De bekende FRD-bron, Chemours, wordt door de bevoegde gezagen verplicht tot verdere terugdringing van de FRD-emissies. In de vergunningen zijn en komen meer (bron)maatregelen om de emissie te minimaliseren en om afvalstoffen beter inzichtelijk te krijgen. Chemours geeft zelf aan dit te willen bereiken (ref. 3).

2. Gebruikers van de (p)ZZS-houdende grondstoffen en producten

De gebruikers van de grondstoffen en de producten worden door de producent niet volledig op de hoogte gesteld van de samenstelling van die materialen en daarmee het gehalte aan (p)ZZS. Daardoor kan de gebruiker zelf geen maatregelen nemen om emissies te beheersen maar kan het die informatie ook niet gebruiken voor het inlichten van het bevoegd gezag en van de schakels verderop in de keten (afnemers producten en ontvangers van afvalstoffen).

2.1 Bevoegd gezag bij de gebruikers van materialen met (p)ZZS Het handelingsperspectief voor het bevoegd gezag bij de gebruikers is:

• Vergunningverlening of opstellen van voorschriften op maat maakt het mogelijk (p)ZZS aan te pakken;

• Het gebruik van (p)ZZS per bedrijf inventariseren;

• Informatie verzamelen ten behoeve van een risicoanalyse en de mogelijkheden voor emissiebeperking van de (p)ZZS;

• Het toezicht op basis van de algemene zorgplicht. Door een gerechtelijke uitspraak is dit vrijwel niet haalbaar10;

• Daarnaast gelden dezelfde elementen zoals aangegeven onder 1.1 bij de Producent.

Bij niet-vergunningplichtige activiteiten/bedrijven (zogenoemde categorie A en B- bedrijven zoals een belangrijk deel van de afnemers van het product van

Chemours), kan het bevoegd gezag voor ZZS en pZZS:

• Beheersmaatregelen opleggen op basis van de zorgplicht;

• In een maatwerkbesluit aanvullende voorschriften vastleggen.

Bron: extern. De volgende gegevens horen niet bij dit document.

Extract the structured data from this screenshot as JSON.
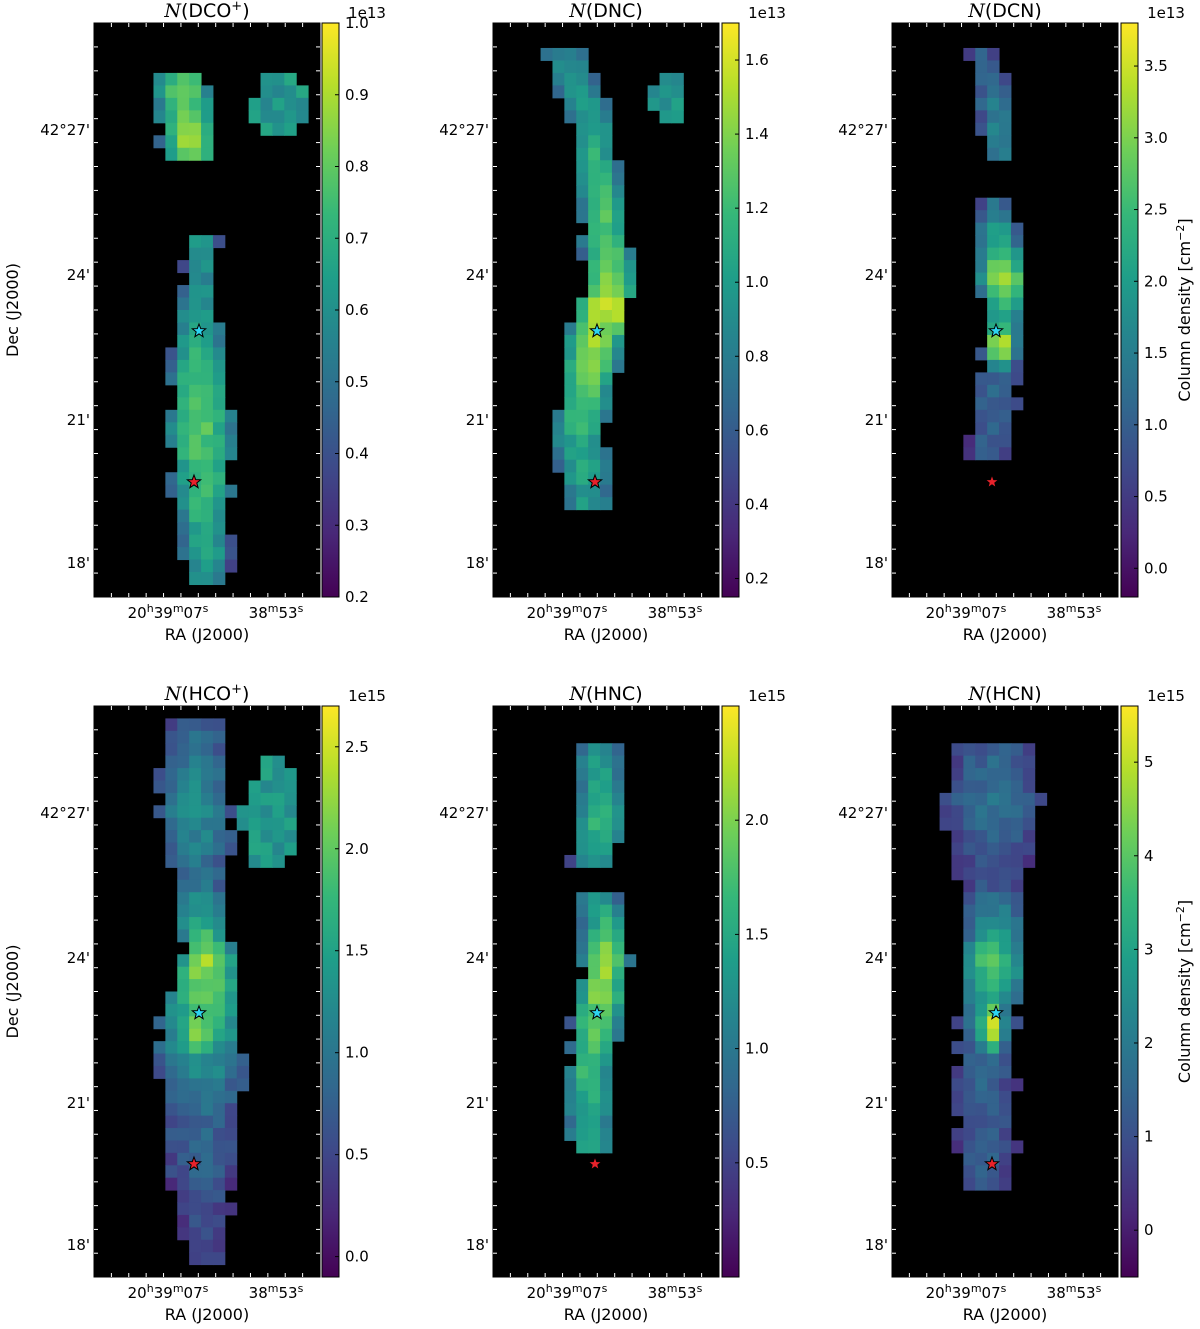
{
  "figure": {
    "ra_ticks": [
      {
        "h": "20",
        "m": "39",
        "s": "07",
        "label_parts": [
          "20",
          "h",
          "39",
          "m",
          "07",
          "s"
        ]
      },
      {
        "label_parts": [
          "38",
          "m",
          "53",
          "s"
        ]
      }
    ],
    "dec_ticks": [
      "42°27'",
      "24'",
      "21'",
      "18'"
    ],
    "xlabel": "RA (J2000)",
    "ylabel": "Dec (J2000)",
    "colorbar_label": "Column density [cm",
    "colorbar_label_sup": "−2",
    "colorbar_label_end": "]",
    "colormap": "viridis",
    "colormap_stops": [
      "#440154",
      "#482878",
      "#3e4989",
      "#31688e",
      "#26828e",
      "#1f9e89",
      "#35b779",
      "#6ece58",
      "#b5de2b",
      "#fde725"
    ],
    "background": "#000000",
    "marker_colors": {
      "cyan_star": "#2dd4f0",
      "red_star": "#e8222b"
    }
  },
  "chart_data": [
    {
      "type": "heatmap",
      "title_italic": "N",
      "title_rest": "(DCO",
      "title_sup": "+",
      "title_end": ")",
      "multiplier": "1e13",
      "clim": [
        0.2,
        1.0
      ],
      "cbar_ticks": [
        "0.2",
        "0.3",
        "0.4",
        "0.5",
        "0.6",
        "0.7",
        "0.8",
        "0.9",
        "1.0"
      ],
      "cbar_tick_values": [
        0.2,
        0.3,
        0.4,
        0.5,
        0.6,
        0.7,
        0.8,
        0.9,
        1.0
      ],
      "peak_value": 1.0,
      "markers": [
        "cyan_star",
        "red_star"
      ]
    },
    {
      "type": "heatmap",
      "title_italic": "N",
      "title_rest": "(DNC)",
      "title_sup": "",
      "title_end": "",
      "multiplier": "1e13",
      "clim": [
        0.15,
        1.7
      ],
      "cbar_ticks": [
        "0.2",
        "0.4",
        "0.6",
        "0.8",
        "1.0",
        "1.2",
        "1.4",
        "1.6"
      ],
      "cbar_tick_values": [
        0.2,
        0.4,
        0.6,
        0.8,
        1.0,
        1.2,
        1.4,
        1.6
      ],
      "peak_value": 1.7,
      "markers": [
        "cyan_star",
        "red_star"
      ]
    },
    {
      "type": "heatmap",
      "title_italic": "N",
      "title_rest": "(DCN)",
      "title_sup": "",
      "title_end": "",
      "multiplier": "1e13",
      "clim": [
        -0.2,
        3.8
      ],
      "cbar_ticks": [
        "0.0",
        "0.5",
        "1.0",
        "1.5",
        "2.0",
        "2.5",
        "3.0",
        "3.5"
      ],
      "cbar_tick_values": [
        0.0,
        0.5,
        1.0,
        1.5,
        2.0,
        2.5,
        3.0,
        3.5
      ],
      "peak_value": 3.8,
      "markers": [
        "cyan_star",
        "red_star"
      ]
    },
    {
      "type": "heatmap",
      "title_italic": "N",
      "title_rest": "(HCO",
      "title_sup": "+",
      "title_end": ")",
      "multiplier": "1e15",
      "clim": [
        -0.1,
        2.7
      ],
      "cbar_ticks": [
        "0.0",
        "0.5",
        "1.0",
        "1.5",
        "2.0",
        "2.5"
      ],
      "cbar_tick_values": [
        0.0,
        0.5,
        1.0,
        1.5,
        2.0,
        2.5
      ],
      "peak_value": 2.7,
      "markers": [
        "cyan_star",
        "red_star"
      ]
    },
    {
      "type": "heatmap",
      "title_italic": "N",
      "title_rest": "(HNC)",
      "title_sup": "",
      "title_end": "",
      "multiplier": "1e15",
      "clim": [
        0.0,
        2.5
      ],
      "cbar_ticks": [
        "0.5",
        "1.0",
        "1.5",
        "2.0"
      ],
      "cbar_tick_values": [
        0.5,
        1.0,
        1.5,
        2.0
      ],
      "peak_value": 2.5,
      "markers": [
        "cyan_star",
        "red_star"
      ]
    },
    {
      "type": "heatmap",
      "title_italic": "N",
      "title_rest": "(HCN)",
      "title_sup": "",
      "title_end": "",
      "multiplier": "1e15",
      "clim": [
        -0.5,
        5.6
      ],
      "cbar_ticks": [
        "0",
        "1",
        "2",
        "3",
        "4",
        "5"
      ],
      "cbar_tick_values": [
        0,
        1,
        2,
        3,
        4,
        5
      ],
      "peak_value": 5.6,
      "markers": [
        "cyan_star",
        "red_star"
      ]
    }
  ]
}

Als het bedrijf zelf geen informatie heeft over het gebruik van (p)ZZS of dit niet actief communiceert is het voor het bevoegd gezag lastig om hier wel zicht op te krijgen. Bij de wat kleinere bedrijven kunnen de kosten en de bereidheid om tijd vrij te maken voor nadere informatievergaring en onderzoek een belemmering zijn.

Daarbij bezoekt het bevoegd gezag deze kleinere bedrijven minder frequent (in de praktijk circa 1 maal in de vijf tot tien jaar) en wordt er daardoor minder druk ervaren bij bevoegd gezag en bedrijven om hier meer energie in te steken.

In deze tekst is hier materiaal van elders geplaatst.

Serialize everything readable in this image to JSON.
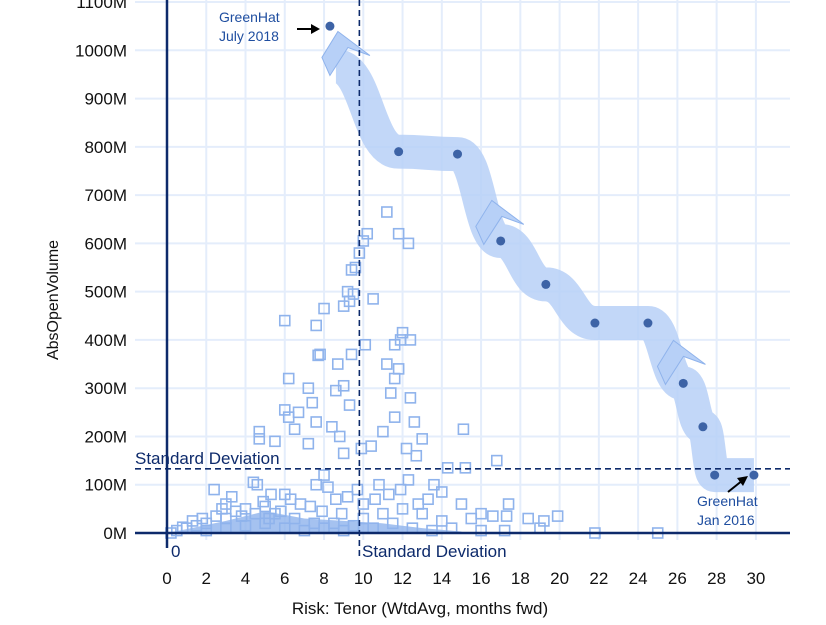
{
  "chart_data": {
    "type": "scatter",
    "xlabel": "Risk: Tenor (WtdAvg, months fwd)",
    "ylabel": "AbsOpenVolume",
    "xlim": [
      -1.6,
      31.5
    ],
    "ylim": [
      0,
      1100
    ],
    "xticks": [
      0,
      2,
      4,
      6,
      8,
      10,
      12,
      14,
      16,
      18,
      20,
      22,
      24,
      26,
      28,
      30
    ],
    "xtick_labels": [
      "0",
      "2",
      "4",
      "6",
      "8",
      "10",
      "12",
      "14",
      "16",
      "18",
      "20",
      "22",
      "24",
      "26",
      "28",
      "30"
    ],
    "yticks": [
      0,
      100,
      200,
      300,
      400,
      500,
      600,
      700,
      800,
      900,
      1000,
      1100
    ],
    "ytick_labels": [
      "0M",
      "100M",
      "200M",
      "300M",
      "400M",
      "500M",
      "600M",
      "700M",
      "800M",
      "900M",
      "1000M",
      "1100M"
    ],
    "grid": true,
    "colors": {
      "scatter": "#8fb3ec",
      "trend_dots": "#3d63a6",
      "ribbon": "#b7d0f7",
      "refline": "#0d2a6b",
      "axis": "#0d2a6b",
      "grid": "#e4edfb"
    },
    "reference_lines": {
      "zero_x_label": "0",
      "std_dev_y": {
        "value": 133,
        "label": "Standard Deviation"
      },
      "std_dev_x": {
        "value": 9.8,
        "label": "Standard Deviation"
      }
    },
    "annotations": [
      {
        "text": [
          "GreenHat",
          "July 2018"
        ],
        "x": 8.3,
        "y": 1050
      },
      {
        "text": [
          "GreenHat",
          "Jan 2016"
        ],
        "x": 29.9,
        "y": 120
      }
    ],
    "trend_series": {
      "x": [
        8.3,
        11.8,
        14.8,
        17.0,
        19.3,
        21.8,
        24.5,
        26.3,
        27.3,
        27.9,
        29.9
      ],
      "y": [
        1050,
        790,
        785,
        605,
        515,
        435,
        435,
        310,
        220,
        120,
        120
      ]
    },
    "scatter_series": {
      "points": [
        [
          11.2,
          665
        ],
        [
          10.2,
          620
        ],
        [
          10.0,
          605
        ],
        [
          11.8,
          620
        ],
        [
          12.3,
          600
        ],
        [
          9.8,
          580
        ],
        [
          9.6,
          550
        ],
        [
          9.4,
          545
        ],
        [
          9.2,
          500
        ],
        [
          9.5,
          495
        ],
        [
          10.5,
          485
        ],
        [
          9.0,
          470
        ],
        [
          8.0,
          465
        ],
        [
          9.3,
          480
        ],
        [
          6.0,
          440
        ],
        [
          7.6,
          430
        ],
        [
          12.0,
          415
        ],
        [
          11.9,
          400
        ],
        [
          11.6,
          390
        ],
        [
          12.4,
          400
        ],
        [
          9.4,
          370
        ],
        [
          7.8,
          370
        ],
        [
          7.7,
          368
        ],
        [
          10.1,
          390
        ],
        [
          11.2,
          350
        ],
        [
          11.6,
          320
        ],
        [
          11.8,
          340
        ],
        [
          8.7,
          350
        ],
        [
          6.2,
          320
        ],
        [
          9.0,
          305
        ],
        [
          7.2,
          300
        ],
        [
          8.6,
          295
        ],
        [
          11.4,
          290
        ],
        [
          12.4,
          280
        ],
        [
          7.4,
          270
        ],
        [
          9.3,
          265
        ],
        [
          6.0,
          255
        ],
        [
          6.7,
          250
        ],
        [
          6.2,
          240
        ],
        [
          11.6,
          240
        ],
        [
          12.6,
          230
        ],
        [
          7.6,
          230
        ],
        [
          8.4,
          220
        ],
        [
          6.5,
          215
        ],
        [
          4.7,
          210
        ],
        [
          15.1,
          215
        ],
        [
          13.0,
          195
        ],
        [
          11.0,
          210
        ],
        [
          8.8,
          200
        ],
        [
          4.7,
          195
        ],
        [
          5.5,
          190
        ],
        [
          7.2,
          185
        ],
        [
          9.9,
          175
        ],
        [
          10.4,
          180
        ],
        [
          12.2,
          175
        ],
        [
          12.7,
          160
        ],
        [
          9.0,
          165
        ],
        [
          16.8,
          150
        ],
        [
          14.3,
          135
        ],
        [
          15.2,
          135
        ],
        [
          8.0,
          120
        ],
        [
          4.6,
          100
        ],
        [
          4.4,
          105
        ],
        [
          2.4,
          90
        ],
        [
          3.3,
          75
        ],
        [
          3.0,
          60
        ],
        [
          5.3,
          80
        ],
        [
          6.0,
          80
        ],
        [
          7.6,
          100
        ],
        [
          8.2,
          95
        ],
        [
          10.8,
          100
        ],
        [
          12.3,
          110
        ],
        [
          13.6,
          100
        ],
        [
          14.0,
          85
        ],
        [
          15.0,
          60
        ],
        [
          16.0,
          40
        ],
        [
          16.6,
          35
        ],
        [
          17.4,
          60
        ],
        [
          17.3,
          35
        ],
        [
          18.4,
          30
        ],
        [
          19.2,
          25
        ],
        [
          19.9,
          35
        ],
        [
          19.0,
          10
        ],
        [
          21.8,
          0
        ],
        [
          25.0,
          0
        ],
        [
          17.2,
          5
        ],
        [
          16.0,
          5
        ],
        [
          1.0,
          10
        ],
        [
          1.3,
          25
        ],
        [
          2.0,
          20
        ],
        [
          2.5,
          35
        ],
        [
          3.5,
          45
        ],
        [
          4.0,
          50
        ],
        [
          5.0,
          55
        ],
        [
          5.8,
          45
        ],
        [
          6.8,
          60
        ],
        [
          7.3,
          55
        ],
        [
          8.6,
          70
        ],
        [
          9.2,
          75
        ],
        [
          10.0,
          60
        ],
        [
          11.3,
          80
        ],
        [
          12.0,
          50
        ],
        [
          13.0,
          40
        ],
        [
          14.0,
          25
        ],
        [
          15.5,
          30
        ],
        [
          0.2,
          0
        ],
        [
          0.5,
          5
        ],
        [
          1.5,
          15
        ],
        [
          3.0,
          30
        ],
        [
          4.5,
          40
        ],
        [
          5.5,
          40
        ],
        [
          6.5,
          30
        ],
        [
          7.5,
          20
        ],
        [
          8.5,
          20
        ],
        [
          9.5,
          15
        ],
        [
          10.5,
          10
        ],
        [
          11.5,
          20
        ],
        [
          12.5,
          10
        ],
        [
          13.5,
          5
        ],
        [
          14.5,
          10
        ],
        [
          2.0,
          5
        ],
        [
          3.0,
          10
        ],
        [
          4.0,
          15
        ],
        [
          5.0,
          20
        ],
        [
          6.0,
          10
        ],
        [
          7.0,
          5
        ],
        [
          8.0,
          10
        ],
        [
          9.0,
          5
        ],
        [
          10.0,
          30
        ],
        [
          11.0,
          40
        ],
        [
          12.8,
          60
        ],
        [
          13.3,
          70
        ],
        [
          3.8,
          35
        ],
        [
          4.9,
          65
        ],
        [
          5.2,
          30
        ],
        [
          6.3,
          70
        ],
        [
          7.9,
          45
        ],
        [
          8.9,
          40
        ],
        [
          9.7,
          90
        ],
        [
          10.6,
          70
        ],
        [
          11.9,
          90
        ],
        [
          2.8,
          50
        ],
        [
          1.8,
          30
        ],
        [
          0.8,
          12
        ]
      ]
    }
  }
}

De gebruikers van materialen waarin (p)ZZS zitten informeren de afvalverwerkers niet over deze mogelijke besmetting van de afvalstoffen. Als ontdoener moeten ze de samenstelling van de af te geven afvalstoffen doorgeven aan de ontvanger van de afvalstoffen, dit is onafhankelijk van de 0,1%. Dit is een aspect dat in het toezicht bij deze gebruikers betrokken kan worden. Deze verplichting staat los van de wijze van verwerking –dus niet alleen bij recycling-, ook omdat er vaak

specifieke verwerkingstechnieken nodig zijn om ZZS afdoende uit de kringloop te verwijderen.

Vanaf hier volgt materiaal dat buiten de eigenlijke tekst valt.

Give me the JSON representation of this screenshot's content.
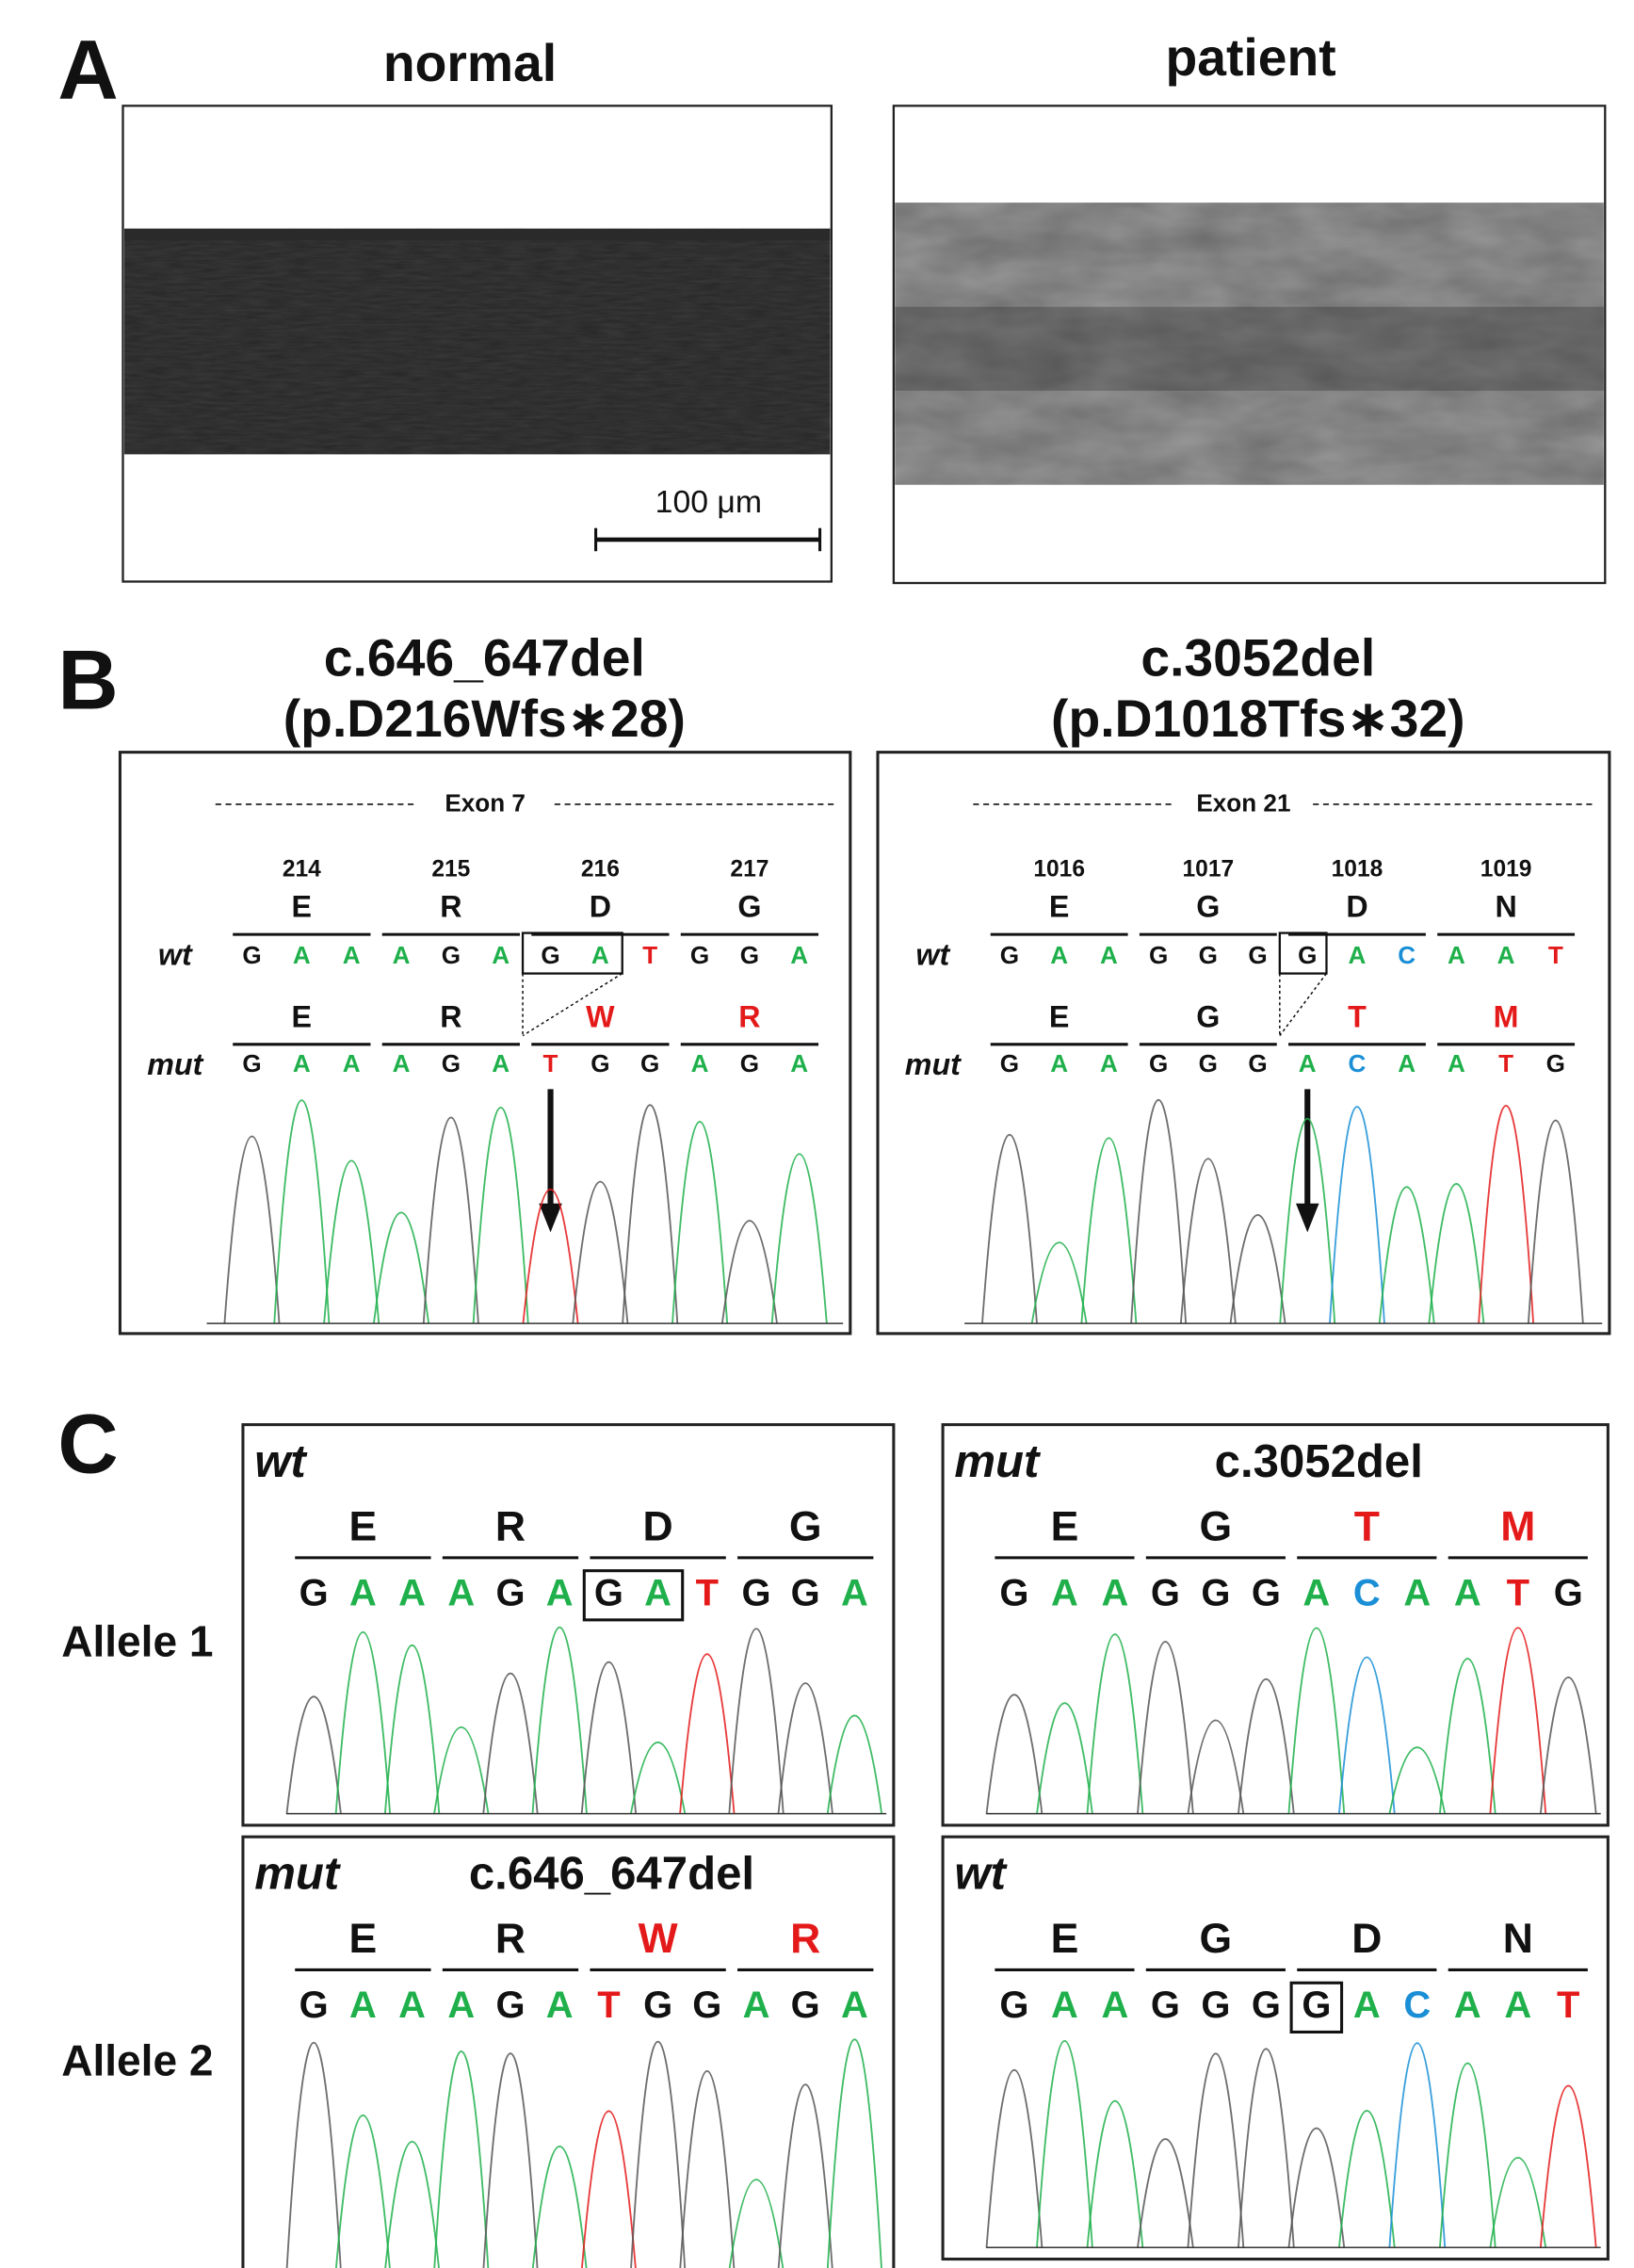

10 ECLI:NL: RVS: 2015:3710

(27)

Vervolgonderzoek afvalstromen Chemours | 26 augustus 2019

Pagina 27 van 31

3. Transport- en tankreinigingsbedrijven

Het transportbedrijf laadt en lost afval op veel verschillende bedrijfslocaties. Het transportbedrijf heeft geen weet van de exacte samenstelling van het materiaal dat het vervoert maar is wel op de hoogte van het probleem van kruisbesmetting. De oplegger wordt alleen gereinigd als de klant daarom vraagt en ervoor betaalt.

3.1 Bevoegd gezag transportbedrijven van (afval)product met (p)ZZS Het handelingsperspectief bij deze bedrijven is:

• In het transport gelden specifieke regels voor het vervoer van gevaarlijke stoffen over de weg. De gevarenklassen zijn ingedeeld naar gevaar tijdens vervoer (bijvoorbeeld ontplofbaar, brandbaar, bijtend) en gaan niet over de specifieke samenstelling van een stof in relatie tot (p)ZZS;

• De gevarenklasse voor de vervoerswetgeving hangt dus af van de stofindeling en niet primair van het gehalte aan (p)ZZS.

3.2 Bevoegd gezag tankreinigingsbedrijven Het handelingsperspectief bij deze bedrijven is:

• Bij het -volgens attest/protocol- schoonmaken van de oplegger kan beoordeeld worden of er mogelijk sprake is van (p)ZZS;

• Het reinigen gebeurt in een inrichting, afhankelijk van de type inrichting gelden er bepaalde voorschriften;

• Voor (p)ZZS gelden er voor het bevoegd gezag dezelfde punten als aangegeven bij 2.1.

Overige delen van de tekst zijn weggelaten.